Se preguntó cómo podía pasar algo así después de solo un poco de conversación y buen sexo. Un magnífico sexo. Pero él no solía sentirse así a la mañana siguiente. Siempre había sido el que había tenido que irse. Pero era ella quien lo había dejado a él, sin una palabra ni una nota, y habría jurado que era justo lo que él quería.

Entonces, no sabía por qué pensaba en relaciones, familia y una casita con una valla blanca. Tenía misiones que llevar a cabo y, con algo de suerte, algún día dirigir. Una esposa e hijos sonaban bien, pero para mucho, mucho más adelante. No en ese momento.

A las nueve en punto de la mañana, entraba en el Centro de Vuelo Marshall con la idea de que lo llevaran de inmediato al trabajo.

Lo que no esperaba era una sala de conferencias llena de gente sonriente y buena comida… una contradicción cuando se trataba de alimentos proporcionados por el gobierno.

Aunque había pasado muy poco tiempo en los Estados Unidos desde sus días en las Fuerzas Aéreas, muchas de las personas allí presentes le eran familiares. La industria espacial era muy cerrada. Pocas personas del exterior comprendían la proximidad con la que trabajaban Rusia, Japón, los Estados Unidos y otros muchos países para construir la Estación Espacial Internacional, e incluso en ese momento, solo pensar en ello hacía que a Mike se le hinchara el pecho de orgullo de formar parte de ese proyecto.

– ¡Bienvenido, Mike!

Tom Banks, antiguo astronauta compañero de entrenamiento y que en ese momento trabajaba en el control de tierra, le estrechó la mano con vigor. Lo sorprendió ver que Tom había perdido pelo y ganado algo de peso desde sus días de entrenamiento.

– ¡Me he enterado de la buena noticia! -Tom sonreía-. Has vuelto a los Estados Unidos y vas a ocupar el puesto de Patrick -la sonrisa se borró de su cara-. Pobre chico. No puedo creer que se hiciera eso saltando en paracaídas. ¿Sabías que le tuvieron que meter tres clavos en la pierna?

– Vaya -se preguntó si era demasiado egoísta al estar agradecido por ese accidente, y también por el hecho de que el piloto suplente hubiera contraído hepatitis.

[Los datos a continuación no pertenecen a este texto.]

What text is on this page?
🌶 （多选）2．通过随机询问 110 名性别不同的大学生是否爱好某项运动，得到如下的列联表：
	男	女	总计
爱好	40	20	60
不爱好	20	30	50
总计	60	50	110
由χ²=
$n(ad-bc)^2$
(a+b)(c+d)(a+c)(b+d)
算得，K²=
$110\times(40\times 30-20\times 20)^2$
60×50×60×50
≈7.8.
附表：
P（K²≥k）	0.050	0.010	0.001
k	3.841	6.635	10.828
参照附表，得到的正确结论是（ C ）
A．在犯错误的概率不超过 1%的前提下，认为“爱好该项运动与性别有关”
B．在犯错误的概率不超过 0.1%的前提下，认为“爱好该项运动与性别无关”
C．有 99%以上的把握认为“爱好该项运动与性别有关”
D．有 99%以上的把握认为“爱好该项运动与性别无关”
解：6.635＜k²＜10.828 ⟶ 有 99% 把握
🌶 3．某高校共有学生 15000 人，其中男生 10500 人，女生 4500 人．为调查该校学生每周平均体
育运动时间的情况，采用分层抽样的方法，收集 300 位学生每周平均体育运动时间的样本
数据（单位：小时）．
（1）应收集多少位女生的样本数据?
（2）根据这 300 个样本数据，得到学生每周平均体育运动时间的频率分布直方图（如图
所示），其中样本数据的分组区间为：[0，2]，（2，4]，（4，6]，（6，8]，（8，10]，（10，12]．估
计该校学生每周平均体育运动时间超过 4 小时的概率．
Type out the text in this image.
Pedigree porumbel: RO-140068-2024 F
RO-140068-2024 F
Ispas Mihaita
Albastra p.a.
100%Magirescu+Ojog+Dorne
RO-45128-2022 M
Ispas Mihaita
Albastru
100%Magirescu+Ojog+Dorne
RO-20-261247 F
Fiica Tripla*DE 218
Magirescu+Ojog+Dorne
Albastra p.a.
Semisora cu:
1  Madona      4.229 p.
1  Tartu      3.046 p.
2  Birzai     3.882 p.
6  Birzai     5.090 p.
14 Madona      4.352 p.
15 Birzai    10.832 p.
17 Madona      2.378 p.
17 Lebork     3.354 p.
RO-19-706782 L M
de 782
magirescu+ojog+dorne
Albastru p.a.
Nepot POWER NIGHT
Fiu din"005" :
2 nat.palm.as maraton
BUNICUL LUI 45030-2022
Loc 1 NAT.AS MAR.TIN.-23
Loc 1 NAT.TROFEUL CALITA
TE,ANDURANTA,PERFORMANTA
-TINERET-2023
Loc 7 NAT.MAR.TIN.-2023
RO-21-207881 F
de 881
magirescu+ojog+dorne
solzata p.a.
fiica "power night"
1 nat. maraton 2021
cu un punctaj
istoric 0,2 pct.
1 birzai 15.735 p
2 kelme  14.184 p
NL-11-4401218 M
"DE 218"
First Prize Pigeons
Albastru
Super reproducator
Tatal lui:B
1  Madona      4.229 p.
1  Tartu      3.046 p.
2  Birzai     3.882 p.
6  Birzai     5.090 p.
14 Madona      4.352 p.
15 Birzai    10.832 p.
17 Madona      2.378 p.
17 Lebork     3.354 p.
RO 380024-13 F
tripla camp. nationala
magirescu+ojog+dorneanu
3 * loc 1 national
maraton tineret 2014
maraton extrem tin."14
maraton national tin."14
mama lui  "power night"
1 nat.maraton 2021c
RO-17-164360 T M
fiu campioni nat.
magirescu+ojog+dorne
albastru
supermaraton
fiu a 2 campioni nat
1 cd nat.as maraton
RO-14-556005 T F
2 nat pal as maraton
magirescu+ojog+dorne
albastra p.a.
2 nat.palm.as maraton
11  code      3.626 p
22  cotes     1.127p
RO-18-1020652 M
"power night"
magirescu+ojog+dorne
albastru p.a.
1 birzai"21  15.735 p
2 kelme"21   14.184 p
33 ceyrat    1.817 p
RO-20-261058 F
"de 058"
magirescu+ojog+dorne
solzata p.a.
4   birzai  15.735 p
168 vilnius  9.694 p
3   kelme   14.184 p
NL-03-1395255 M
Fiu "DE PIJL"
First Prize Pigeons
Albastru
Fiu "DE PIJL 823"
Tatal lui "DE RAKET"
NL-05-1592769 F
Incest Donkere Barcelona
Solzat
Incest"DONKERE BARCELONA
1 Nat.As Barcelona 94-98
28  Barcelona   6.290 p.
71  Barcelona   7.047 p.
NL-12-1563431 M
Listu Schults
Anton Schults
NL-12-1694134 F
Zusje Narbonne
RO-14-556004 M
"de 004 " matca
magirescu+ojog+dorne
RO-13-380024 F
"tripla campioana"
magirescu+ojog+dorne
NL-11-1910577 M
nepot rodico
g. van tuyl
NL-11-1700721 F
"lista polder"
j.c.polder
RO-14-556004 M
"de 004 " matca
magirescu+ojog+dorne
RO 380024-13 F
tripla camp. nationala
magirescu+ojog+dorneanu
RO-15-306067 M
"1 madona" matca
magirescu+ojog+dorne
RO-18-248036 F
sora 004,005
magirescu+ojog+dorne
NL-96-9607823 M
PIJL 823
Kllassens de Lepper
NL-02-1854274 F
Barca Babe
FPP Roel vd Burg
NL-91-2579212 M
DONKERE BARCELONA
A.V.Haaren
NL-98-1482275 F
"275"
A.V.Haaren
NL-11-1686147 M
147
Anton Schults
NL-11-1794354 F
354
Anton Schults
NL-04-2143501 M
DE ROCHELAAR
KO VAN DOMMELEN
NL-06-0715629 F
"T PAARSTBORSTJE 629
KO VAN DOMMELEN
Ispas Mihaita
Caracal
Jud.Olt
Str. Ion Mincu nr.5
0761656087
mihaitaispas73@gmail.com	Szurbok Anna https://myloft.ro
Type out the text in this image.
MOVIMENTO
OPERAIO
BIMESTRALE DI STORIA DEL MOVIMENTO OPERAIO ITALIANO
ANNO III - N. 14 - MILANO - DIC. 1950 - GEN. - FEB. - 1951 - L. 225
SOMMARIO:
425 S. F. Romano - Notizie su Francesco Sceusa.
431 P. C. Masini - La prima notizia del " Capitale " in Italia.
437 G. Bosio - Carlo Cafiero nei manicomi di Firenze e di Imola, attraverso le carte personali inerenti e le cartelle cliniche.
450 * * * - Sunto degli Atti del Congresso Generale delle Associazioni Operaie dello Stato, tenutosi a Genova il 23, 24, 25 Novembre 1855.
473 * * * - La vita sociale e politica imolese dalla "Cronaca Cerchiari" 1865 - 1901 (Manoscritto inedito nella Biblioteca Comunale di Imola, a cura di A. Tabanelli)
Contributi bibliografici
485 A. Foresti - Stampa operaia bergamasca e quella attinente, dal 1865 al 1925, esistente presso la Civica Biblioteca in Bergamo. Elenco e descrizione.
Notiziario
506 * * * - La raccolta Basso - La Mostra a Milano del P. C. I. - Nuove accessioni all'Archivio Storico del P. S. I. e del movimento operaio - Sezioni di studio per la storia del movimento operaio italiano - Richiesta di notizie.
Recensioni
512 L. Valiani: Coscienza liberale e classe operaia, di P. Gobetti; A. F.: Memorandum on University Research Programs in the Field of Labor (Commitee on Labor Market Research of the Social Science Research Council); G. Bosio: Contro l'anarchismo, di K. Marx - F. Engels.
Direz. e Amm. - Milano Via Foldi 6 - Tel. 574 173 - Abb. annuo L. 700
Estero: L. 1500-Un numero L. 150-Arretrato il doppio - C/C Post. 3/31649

Probablemente, sí. Pero llevaba años entrenándose justo para esa oportunidad: Con anterioridad había estado dos veces en el espacio y anhelaba regresar. Hasta el momento, lo único que sabía era que la misión transportaría e instalaría el tercero de los ocho paneles solares que, al finalizar la construcción en el 2006, representaría el sistema de energía eléctrica de la estación espacial. Era un proyecto que conocía muy bien, ya que llevaba años trabajando en lo mismo en Rusia-. ¿Cómo va todo?

– En marcha -repuso Tom-. Están encantados de tenerte, ya que tu fama te precede.

Mike sabía que eso podía ser bueno o malo.

– Me enteré de lo sucedido el año pasado -continuó Tom-. Cómo controlaste el incendio en mitad del vuelo.

Gracias a unos buenos reflejos mentales por parte de Mike, y estaba convencido de que cualquiera del equipo habría podido hacer lo mismo, pero él había llegado primero, había logrado contener el fuego y extinguirlo antes de que causara daños irreparables en la nave.